Mot de la présidente

Line St-Pierre
president@urantiaqc.org

« Il y a dans le mental de Dieu un plan incluant toutes les créatures de ses immenses domaines, et ce plan est un dessein éternel d’occasions favorables sans bornes, de progrès illimité et de vie sans fin. Et les trésors infinis de cette carrière incomparable récompensent vos efforts! » Fasc.32:5.7 (p.365.3)

Je ne sais pas si vous êtes comme moi, mais il me semble que les mois reviennent très vite et voilà que Normand Laperle, éditeur du Réflectivité m’interpelle pour le prochain message de la présidente!

Que vais-je écrire pour ce numéro ? Nous sommes dimanche 28 octobre et je suis revenue du Pérou hier matin.

En avril dernier, lors du congrès international qui s’est déroulé à Amsterdam, j’ai été invité par l’Association Urantia du Pérou à participer à leur congrès national à Lima. Le thème choisi était : « La pratique de la fraternité est-ce une utopie ou une faisabilité ? »

Réfléchissant à cette proposition, mon cœur ne pouvait qu’être interpellé à accepter cette invitation. La conférence que j’ai présentée avait pour titre : « La fraternité des femmes ~ Soyons les serviteurs de tous. »

Ce qui me préparait à ce voyage faisait encore partie de mon cheminement, mais sachons que pour chacun de nous le plan divin est déjà établi, il s’agit simplement de « être attentif » à ce qui se présente dans notre vie, ce qui nous est offert et de l’embrasser. Ce programme de progression sans fin est différent et unique en opportunités de service pour nous tous. Il faut sortir de cette zone de confort qui nous maintient, expérimenter l’inconnu et décider de servir.

Inspirons-nous les uns les autres.

« L’amour de l’aventure, la curiosité et la peur de la monotonie – ces traits inhérents à la nature humaine évoluante – n’ont pas été mis là simplement pour vous agacer et vous ennuyer durant votre bref séjour sur terre, mais plutôt pour vous suggérer que la mort n’est que le commencement d’une carrière d’aventures sans fin, une vie perpétuelle d’anticipations, un éternel voyage de découvertes. » Fasc.14:5.10 (p.159.6)

En tant que responsable du Comité de la femme pour l’AUQ, j’ai eu une douzaine de rencontres avec des Québécoises à explorer pourquoi si peu de femmes lectrices du Livre ne s’intéressaient pas aux réunions que l’association organisait ou ne souhaitaient pas faire partie de groupes d’étude.
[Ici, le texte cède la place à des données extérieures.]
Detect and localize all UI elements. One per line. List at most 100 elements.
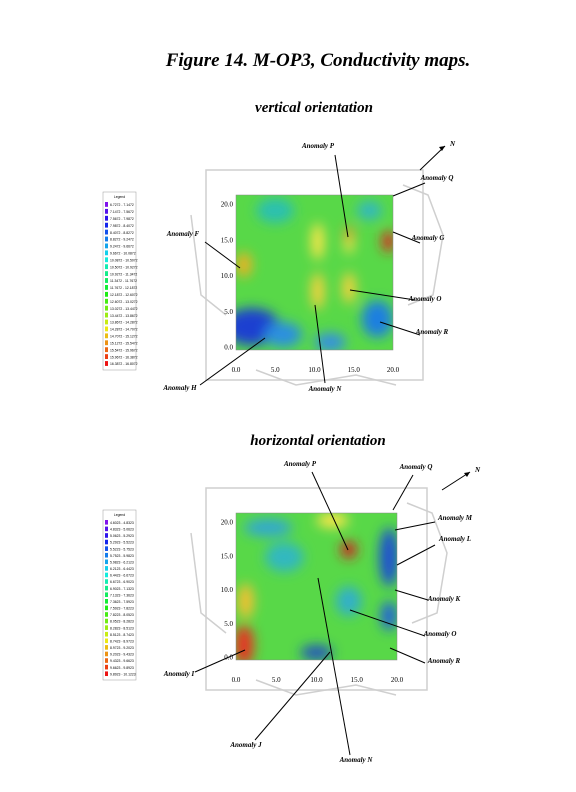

Pour ces femmes, après trois ans d’exploration sur le sujet, le temps de disponibilité n’était plus favorable pour continuer dans ce projet. Documentant nos réunions, elles étaient de temps à autre publiées dans le Tidings. En 2012 on m’a sollicité à la Fondation de Chicago et depuis 2014 je facilite des retraites avec mes collaboratrices anglophones et nous participons aux congrès Urantia dans le monde à faire des ateliers.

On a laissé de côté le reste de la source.